Most runners neglect hydration because they don’t think it makes a difference. But hydration is one of the easiest things to tweak to reap big rewards. 

If you’re not drinking at all during your training, now is a good time to start. Buy a handheld water bottle and bring it with you on training runs. 

Remember this– you can tell if you’re properly hydrated by your urine color. If it’s pale yellow, you’re hydrated. If it’s dark yellow, you need to take in more water. Easy peasy!

To assess your hydration status, calculate your sweat rate.

6. Add fuel during long runs

Your body naturally stores fuel for exercise in the form of glycogen, but it has limited storage space. The combination of glycogen and dietary carbs provides energy for about an hour. For runs lasting longer than an hour, it’s necessary to replenish carbs to have enough energy to finish the run.

Ideally, you’ll want to take in 30-60 grams of carbohydrates every hour of running, after the first 60 minutes. Thirty grams of carbs looks like 20 ounces of sports drink, one sports gel OR one banana.  If you’re new to this, use long training runs to start with a smaller amount, like 8 ounces of sports drink, 1/2 a gel or 1/2 a banana. Once your stomach can tolerate the smaller amount, add in more fuel. 

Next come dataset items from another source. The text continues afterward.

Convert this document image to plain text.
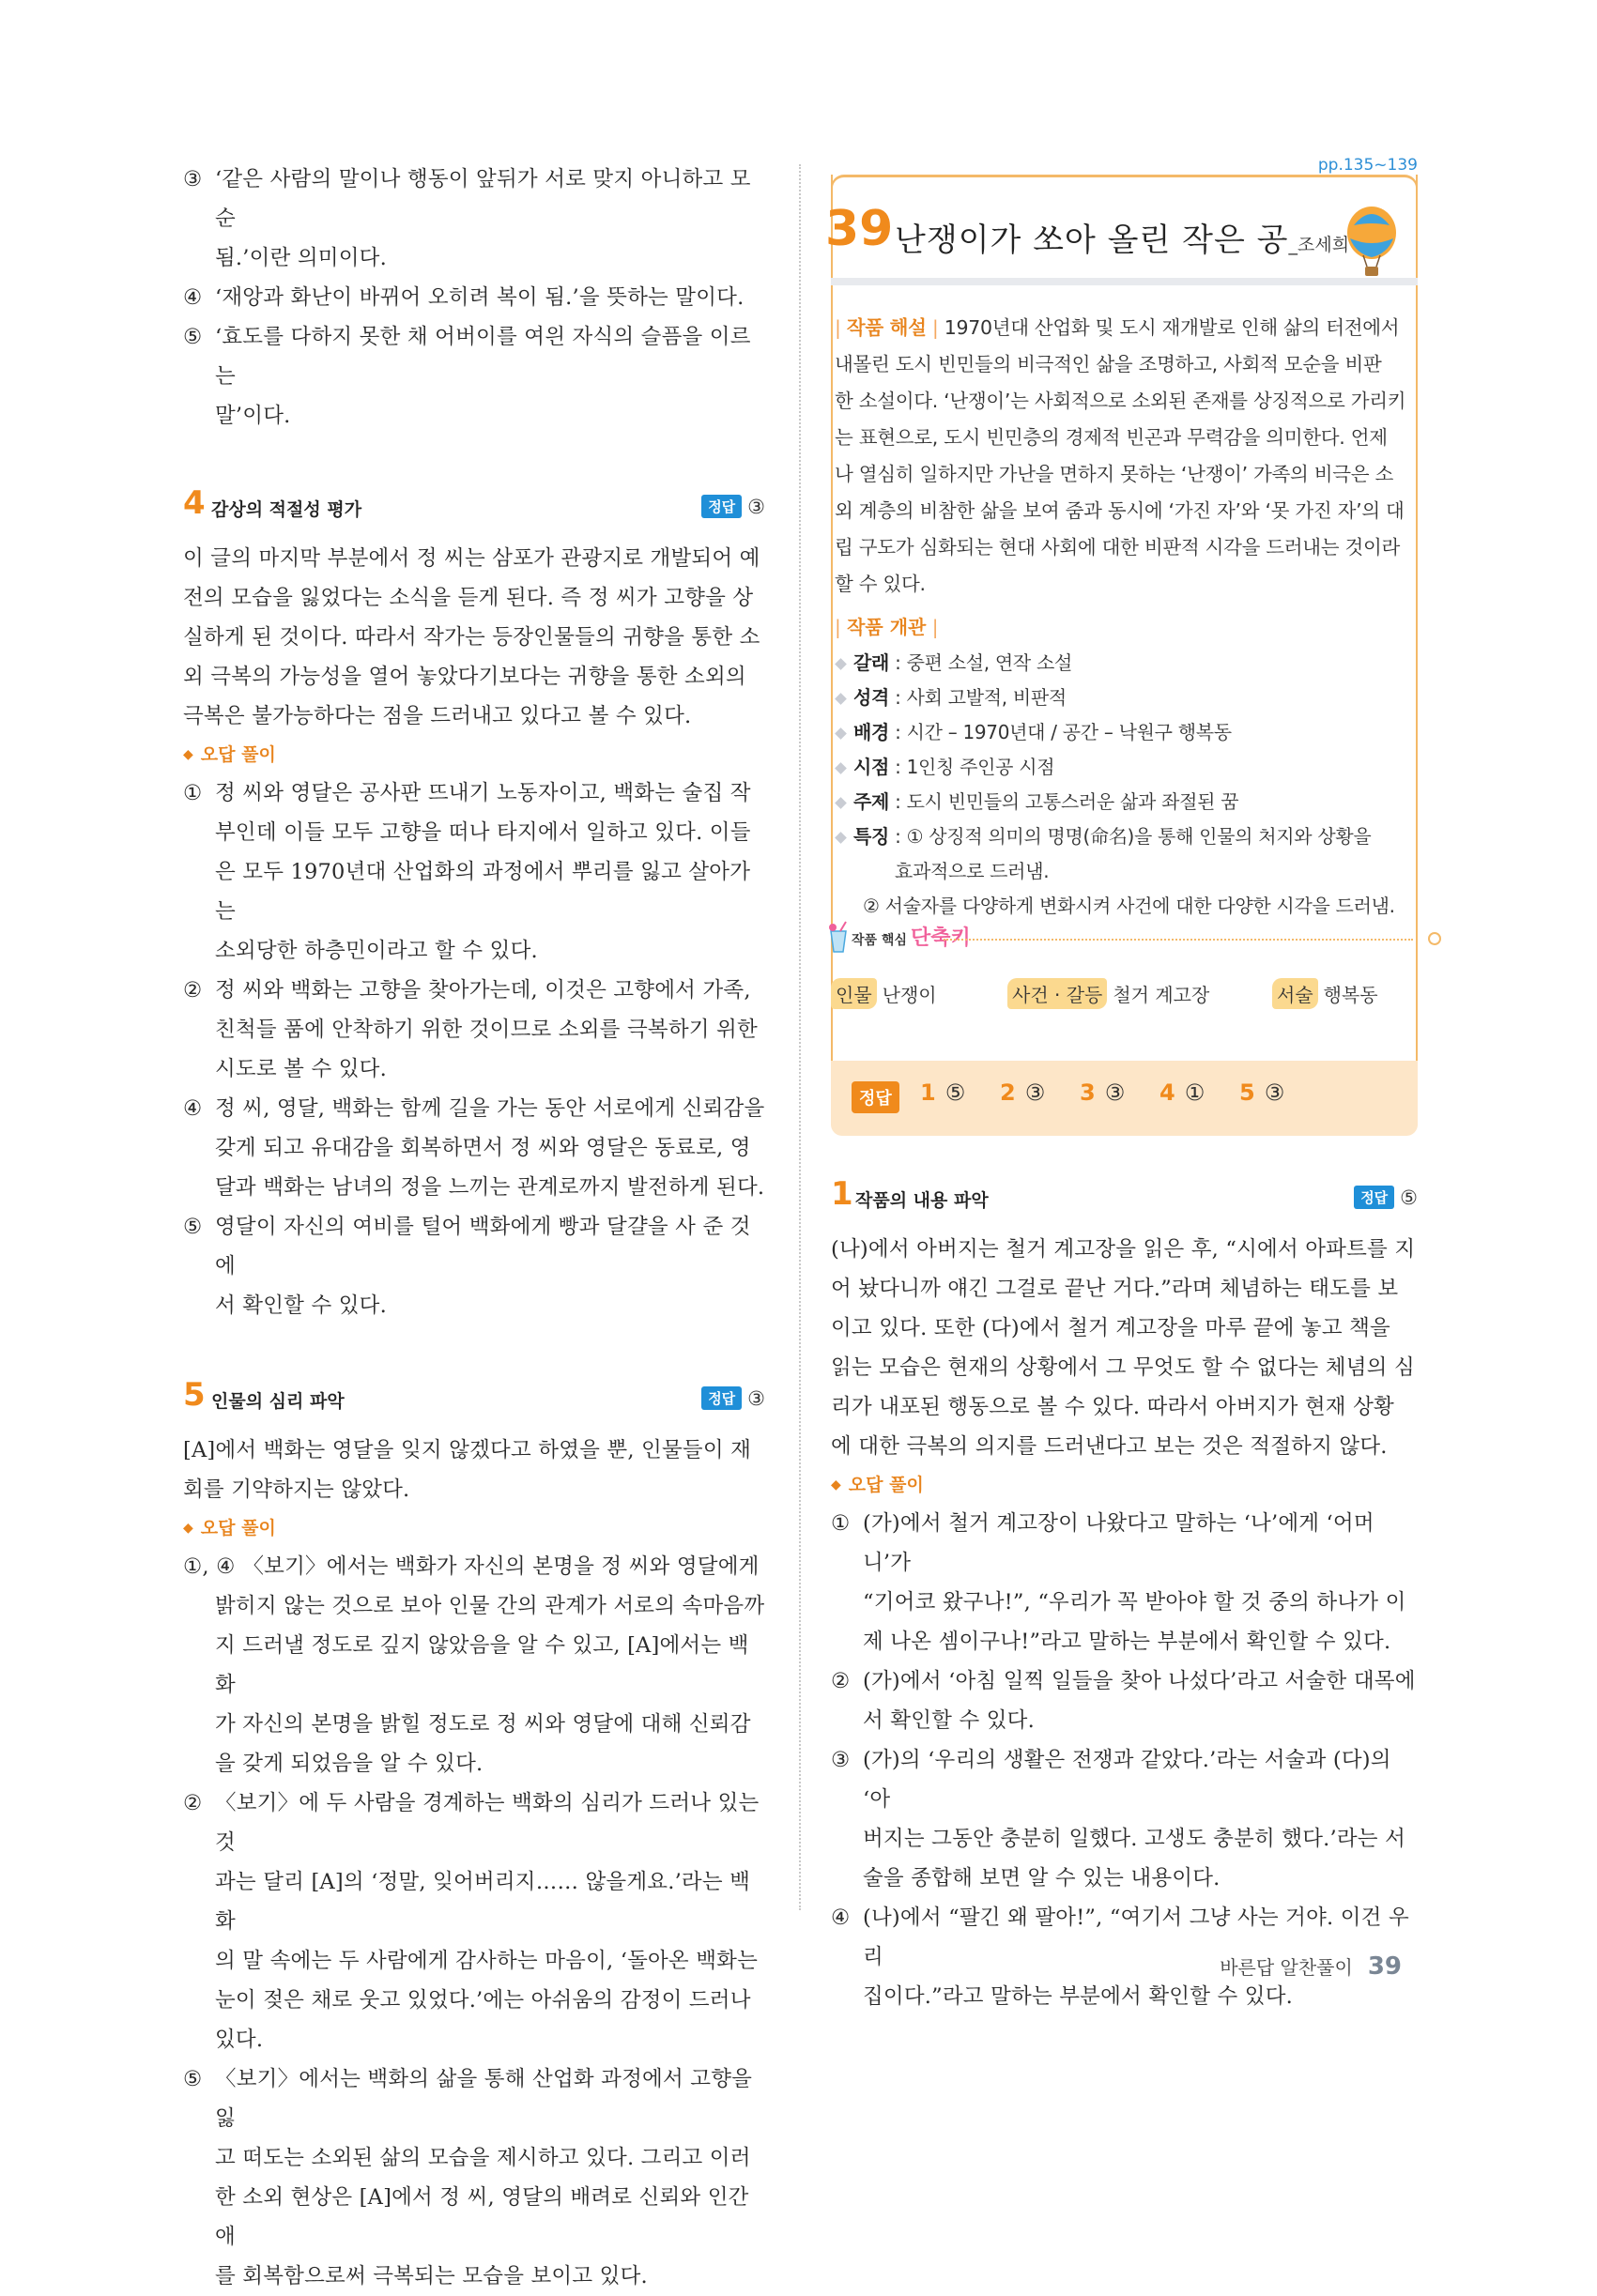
③ ‘같은 사람의 말이나 행동이 앞뒤가 서로 맞지 아니하고 모순
됨.’이란 의미이다.
④ ‘재앙과 화난이 바뀌어 오히려 복이 됨.’을 뜻하는 말이다.
⑤ ‘효도를 다하지 못한 채 어버이를 여읜 자식의 슬픔을 이르는
말’이다.
4 감상의 적절성 평가	정답 ③
이 글의 마지막 부분에서 정 씨는 삼포가 관광지로 개발되어 예
전의 모습을 잃었다는 소식을 듣게 된다. 즉 정 씨가 고향을 상
실하게 된 것이다. 따라서 작가는 등장인물들의 귀향을 통한 소
외 극복의 가능성을 열어 놓았다기보다는 귀향을 통한 소외의
극복은 불가능하다는 점을 드러내고 있다고 볼 수 있다.
◆ 오답 풀이
① 정 씨와 영달은 공사판 뜨내기 노동자이고, 백화는 술집 작
부인데 이들 모두 고향을 떠나 타지에서 일하고 있다. 이들
은 모두 1970년대 산업화의 과정에서 뿌리를 잃고 살아가는
소외당한 하층민이라고 할 수 있다.
② 정 씨와 백화는 고향을 찾아가는데, 이것은 고향에서 가족,
친척들 품에 안착하기 위한 것이므로 소외를 극복하기 위한
시도로 볼 수 있다.
④ 정 씨, 영달, 백화는 함께 길을 가는 동안 서로에게 신뢰감을
갖게 되고 유대감을 회복하면서 정 씨와 영달은 동료로, 영
달과 백화는 남녀의 정을 느끼는 관계로까지 발전하게 된다.
⑤ 영달이 자신의 여비를 털어 백화에게 빵과 달걀을 사 준 것에
서 확인할 수 있다.
5 인물의 심리 파악	정답 ③
[A]에서 백화는 영달을 잊지 않겠다고 하였을 뿐, 인물들이 재
회를 기약하지는 않았다.
◆ 오답 풀이
①, ④ 〈보기〉에서는 백화가 자신의 본명을 정 씨와 영달에게
밝히지 않는 것으로 보아 인물 간의 관계가 서로의 속마음까
지 드러낼 정도로 깊지 않았음을 알 수 있고, [A]에서는 백화
가 자신의 본명을 밝힐 정도로 정 씨와 영달에 대해 신뢰감
을 갖게 되었음을 알 수 있다.
② 〈보기〉에 두 사람을 경계하는 백화의 심리가 드러나 있는 것
과는 달리 [A]의 ‘정말, 잊어버리지…… 않을게요.’라는 백화
의 말 속에는 두 사람에게 감사하는 마음이, ‘돌아온 백화는
눈이 젖은 채로 웃고 있었다.’에는 아쉬움의 감정이 드러나
있다.
⑤ 〈보기〉에서는 백화의 삶을 통해 산업화 과정에서 고향을 잃
고 떠도는 소외된 삶의 모습을 제시하고 있다. 그리고 이러
한 소외 현상은 [A]에서 정 씨, 영달의 배려로 신뢰와 인간애
를 회복함으로써 극복되는 모습을 보이고 있다.
pp.135~139
39 난쟁이가 쏘아 올린 작은 공_조세희
| 작품 해설 | 1970년대 산업화 및 도시 재개발로 인해 삶의 터전에서
내몰린 도시 빈민들의 비극적인 삶을 조명하고, 사회적 모순을 비판
한 소설이다. ‘난쟁이’는 사회적으로 소외된 존재를 상징적으로 가리키
는 표현으로, 도시 빈민층의 경제적 빈곤과 무력감을 의미한다. 언제
나 열심히 일하지만 가난을 면하지 못하는 ‘난쟁이’ 가족의 비극은 소
외 계층의 비참한 삶을 보여 줌과 동시에 ‘가진 자’와 ‘못 가진 자’의 대
립 구도가 심화되는 현대 사회에 대한 비판적 시각을 드러내는 것이라
할 수 있다.
| 작품 개관 |
갈래 : 중편 소설, 연작 소설
성격 : 사회 고발적, 비판적
배경 : 시간 – 1970년대 / 공간 – 낙원구 행복동
시점 : 1인칭 주인공 시점
주제 : 도시 빈민들의 고통스러운 삶과 좌절된 꿈
특징 : ① 상징적 의미의 명명(命名)을 통해 인물의 처지와 상황을
효과적으로 드러냄.
② 서술자를 다양하게 변화시켜 사건에 대한 다양한 시각을 드러냄.
작품 핵심 단축키
인물 난쟁이	사건 · 갈등 철거 계고장	서술 행복동
정답	1 ⑤ 2 ③ 3 ③ 4 ① 5 ③
1 작품의 내용 파악	정답 ⑤
(나)에서 아버지는 철거 계고장을 읽은 후, “시에서 아파트를 지
어 놨다니까 얘긴 그걸로 끝난 거다.”라며 체념하는 태도를 보
이고 있다. 또한 (다)에서 철거 계고장을 마루 끝에 놓고 책을
읽는 모습은 현재의 상황에서 그 무엇도 할 수 없다는 체념의 심
리가 내포된 행동으로 볼 수 있다. 따라서 아버지가 현재 상황
에 대한 극복의 의지를 드러낸다고 보는 것은 적절하지 않다.
◆ 오답 풀이
① (가)에서 철거 계고장이 나왔다고 말하는 ‘나’에게 ‘어머니’가
“기어코 왔구나!”, “우리가 꼭 받아야 할 것 중의 하나가 이
제 나온 셈이구나!”라고 말하는 부분에서 확인할 수 있다.
② (가)에서 ‘아침 일찍 일들을 찾아 나섰다’라고 서술한 대목에
서 확인할 수 있다.
③ (가)의 ‘우리의 생활은 전쟁과 같았다.’라는 서술과 (다)의 ‘아
버지는 그동안 충분히 일했다. 고생도 충분히 했다.’라는 서
술을 종합해 보면 알 수 있는 내용이다.
④ (나)에서 “팔긴 왜 팔아!”, “여기서 그냥 사는 거야. 이건 우리
집이다.”라고 말하는 부분에서 확인할 수 있다.
바른답 알찬풀이 39
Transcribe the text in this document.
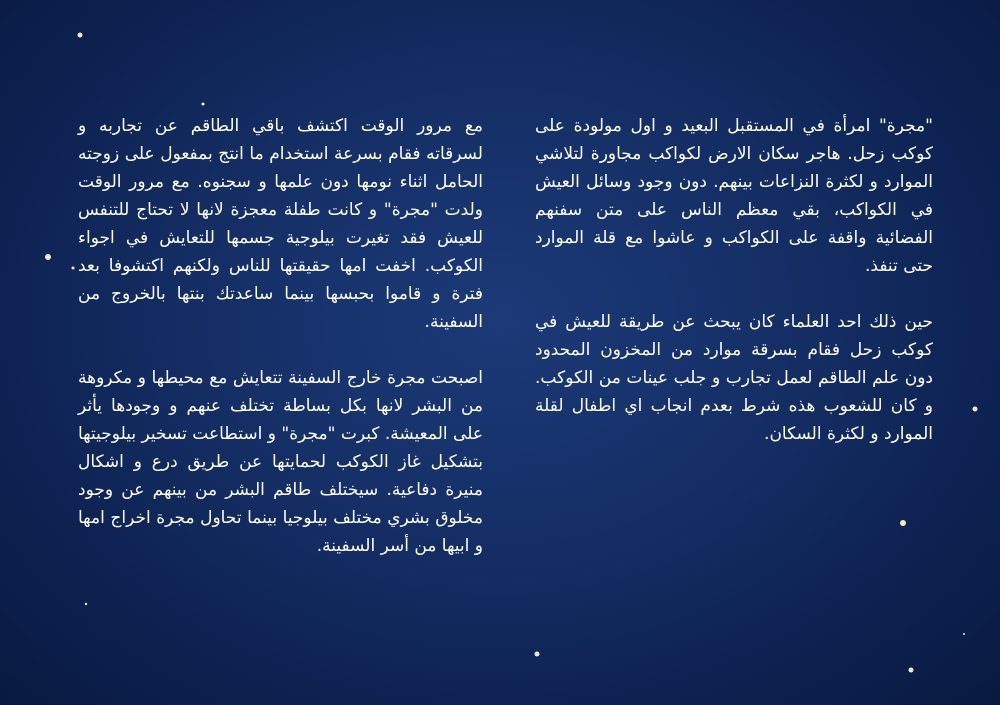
"مجرة" امرأة في المستقبل البعيد و اول مولودة على كوكب زحل. هاجر سكان الارض لكواكب مجاورة لتلاشي الموارد و لكثرة النزاعات بينهم. دون وجود وسائل العيش في الكواكب، بقي معظم الناس على متن سفنهم الفضائية واقفة على الكواكب و عاشوا مع قلة الموارد حتى تنفذ.

حين ذلك احد العلماء كان يبحث عن طريقة للعيش في كوكب زحل فقام بسرقة موارد من المخزون المحدود دون علم الطاقم لعمل تجارب و جلب عينات من الكوكب. و كان للشعوب هذه شرط بعدم انجاب اي اطفال لقلة الموارد و لكثرة السكان.

مع مرور الوقت اكتشف باقي الطاقم عن تجاربه و لسرقاته فقام بسرعة استخدام ما انتج بمفعول على زوجته الحامل اثناء نومها دون علمها و سجنوه. مع مرور الوقت ولدت "مجرة" و كانت طفلة معجزة لانها لا تحتاج للتنفس للعيش فقد تغيرت بيلوجية جسمها للتعايش في اجواء الكوكب. اخفت امها حقيقتها للناس ولكنهم اكتشوفا بعد فترة و قاموا بحبسها بينما ساعدتك بنتها بالخروج من السفينة.

اصبحت مجرة خارج السفينة تتعايش مع محيطها و مكروهة من البشر لانها بكل بساطة تختلف عنهم و وجودها يأثر على المعيشة. كبرت "مجرة" و استطاعت تسخير بيلوجيتها بتشكيل غاز الكوكب لحمايتها عن طريق درع و اشكال منيرة دفاعية. سيختلف طاقم البشر من بينهم عن وجود مخلوق بشري مختلف بيلوجيا بينما تحاول مجرة اخراج امها و ابيها من أسر السفينة.
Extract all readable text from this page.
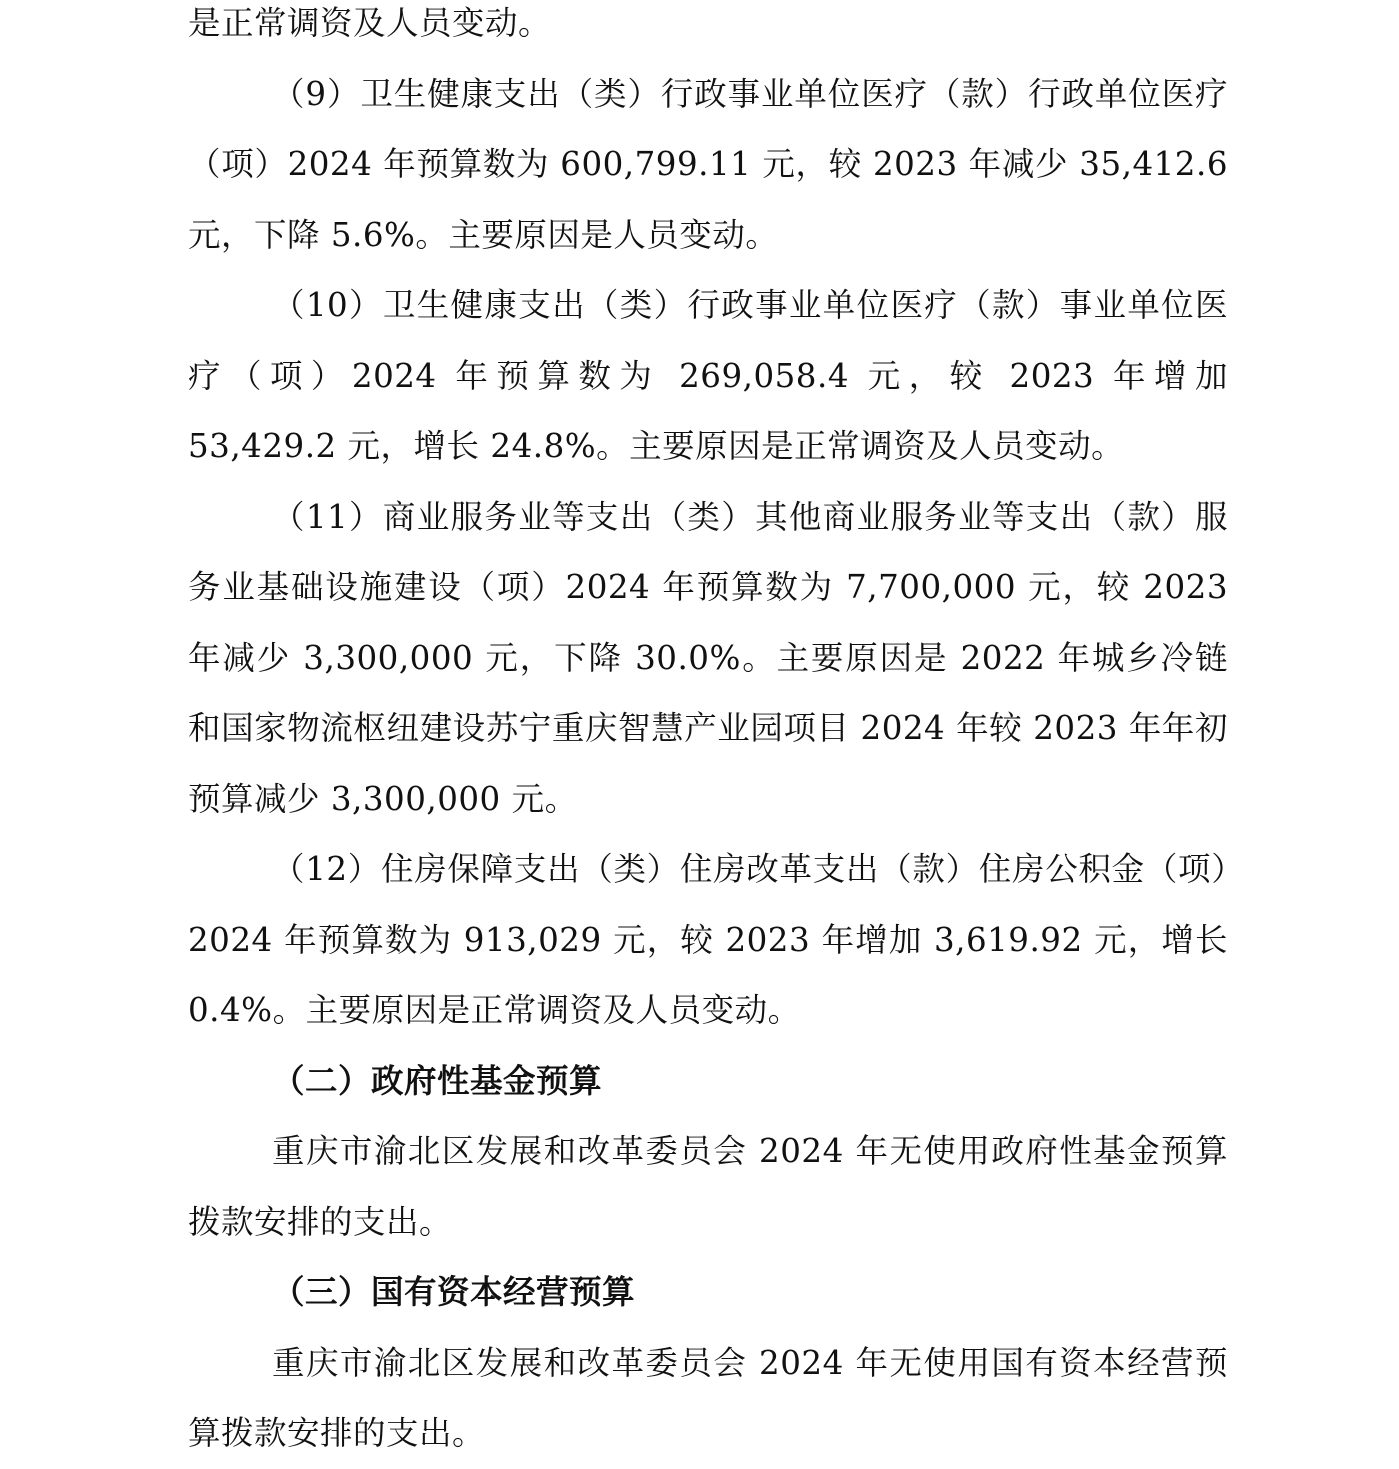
是正常调资及人员变动。

（9）卫生健康支出（类）行政事业单位医疗（款）行政单位医疗（项）2024 年预算数为 600,799.11 元，较 2023 年减少 35,412.6 元，下降 5.6%。主要原因是人员变动。

（10）卫生健康支出（类）行政事业单位医疗（款）事业单位医疗（项）2024 年预算数为 269,058.4 元，较 2023 年增加 53,429.2 元，增长 24.8%。主要原因是正常调资及人员变动。

（11）商业服务业等支出（类）其他商业服务业等支出（款）服务业基础设施建设（项）2024 年预算数为 7,700,000 元，较 2023 年减少 3,300,000 元，下降 30.0%。主要原因是 2022 年城乡冷链和国家物流枢纽建设苏宁重庆智慧产业园项目 2024 年较 2023 年年初预算减少 3,300,000 元。

（12）住房保障支出（类）住房改革支出（款）住房公积金（项）2024 年预算数为 913,029 元，较 2023 年增加 3,619.92 元，增长 0.4%。主要原因是正常调资及人员变动。

（二）政府性基金预算

重庆市渝北区发展和改革委员会 2024 年无使用政府性基金预算拨款安排的支出。

（三）国有资本经营预算

重庆市渝北区发展和改革委员会 2024 年无使用国有资本经营预算拨款安排的支出。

These products definitely help, but they may upset your stomach at first, so start slow until you learn what you can tolerate.

Find the type of mid-run fuel that works for you during training and bring that to race day. Don’t rely on what’s on the course, since you shouldn’t try anything new on race day. 

[Read more about handling stomach issues while running here.]

7. Test your nutrition on training runs

Because fueling while running can cause digestive issues, it’s important to try it out during training runs. Your digestive tract isn’t used to running and taking in food at the same time. 

The constant up and down motion of running coupled with the blood flowing away from the gut and towards the working muscles usually results in a wonky stomach. But that doesn’t need to be the case. Just like you train your muscles to run, you need to train your gut to accept fuel during running. 

A good way to practice is to simulate race day conditions on long run days. Figure out when it’s best for you to take in fuel during that practice run.

8. Research the hydration and nutrition stations on the race course

Races vary drastically, based on the location and time of year. Some races, like those in NYC, have a hydration station at practically every mile marker and a fueling station at least once during a half marathon.

Others, in more remote locations, have fewer hydration and fueling stations, and you may want to carry your own fuel of choice during the race. Research this well ahead of time so you know when you’ll be able to drink and fuel during the race, and practice this during your training.

9. Practice your race day morning nutrition strategy

Waking up at the crack of dawn and trying to fill your belly with carbs is not exactly easy to do. You may not be hungry when you first wake up. That’s why you should practice race day morning a few weeks prior, preferably on a long run day. 

Wake up at the time you would for a race, eat the pre-race breakfast and start your run at race time. See how your stomach reacts to the food and observe if your muscles have enough fuel to get you through the long run. And don’t forget to drink water before the race!

10. Don’t eat anything new on race day!

I’ve said it before, but I’ll say it again– don’t try anything new on race day. You wouldn’t use new gear on race day, so don’t try any new food or fuel. The stomach knows what it likes and doesn’t always enjoy new foods. Stick with what you practiced and you will ace your race day nutrition!